Ecrire encore et encore entre les lignes. Ne pas lâcher cette plume qui nous a déjà tracé une si belle aventure. Mais le temps passe, les heures s'effilochent comme un drapeau au vent. Il faut se résoudre, accepter la fragilité d'une journée, notre impuissance à la rallonger. Peut-être est-ce justement dans l'éphémère que réside la beauté du voyage ? Ne peignons pas non plus tout en blanc. Notre voyage euro-asiatique a eu son lot d'orages, assombrissant notre horizon, le ramenant à cette couleur unique qu'est le noir. Colères, impuissance, peurs, mélancolie, tristesse ont été les nuages de notre route. Qu'ils soient du pendant ou de l'avant notre départ. Comment ne pas se rappeler, lorsque l'on aperçoit un chat « dormant » sur le bitume. Comment ne pas se rappeler, lorsque l'Histoire est à chaque coin de rue. Comment ne pas pleurer, quand deux continents nous séparent des gens que l'on aime.

Mais le temps est un bon professeur. Si trop souvent il est contraint d'écrire en blanc sur un tableau noir, il nous a appris à apprécier le gris. Gris, qu'il faut prendre le temps de déchiffrer. De réduire comme on le ferait avec un bouillon pour n’en garder que le meilleur. La boucle est donc bouclée. Le temps qui nous invite à le prendre et peut-être même à le comprendre.

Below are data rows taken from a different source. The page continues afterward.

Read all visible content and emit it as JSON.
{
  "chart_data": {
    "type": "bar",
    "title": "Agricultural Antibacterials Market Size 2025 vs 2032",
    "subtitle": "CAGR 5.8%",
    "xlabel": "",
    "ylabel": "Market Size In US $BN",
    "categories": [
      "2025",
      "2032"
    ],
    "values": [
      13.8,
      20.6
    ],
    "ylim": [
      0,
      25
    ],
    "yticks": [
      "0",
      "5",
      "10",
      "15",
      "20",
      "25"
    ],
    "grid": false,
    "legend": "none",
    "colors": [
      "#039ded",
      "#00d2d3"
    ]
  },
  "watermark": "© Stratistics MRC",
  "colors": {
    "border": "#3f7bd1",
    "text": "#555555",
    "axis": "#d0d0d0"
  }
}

Si le soleil transformait le pont en fournaise, au début de cette lettre, en cet instant, il nous offre un dernier baiser avant de nous abandonner à l'obscurité. Orange sera la couleur qu'il a choisie pour nous dire au revoir. Peut-être un peu trop présomptueux, c'est avec toutes les couleurs de l'arc-en-ciel que je vous fais mes adieux. Le bleu pour l'envie, le rouge pour la vie. Le vert pour l'espoir, le jaune de se revoir. Et pour que cet arc, tout comme notre voyage, soit complet, j'y ajouterai un rien de violet.

Portez-vous bien et gros bisous à vous tous.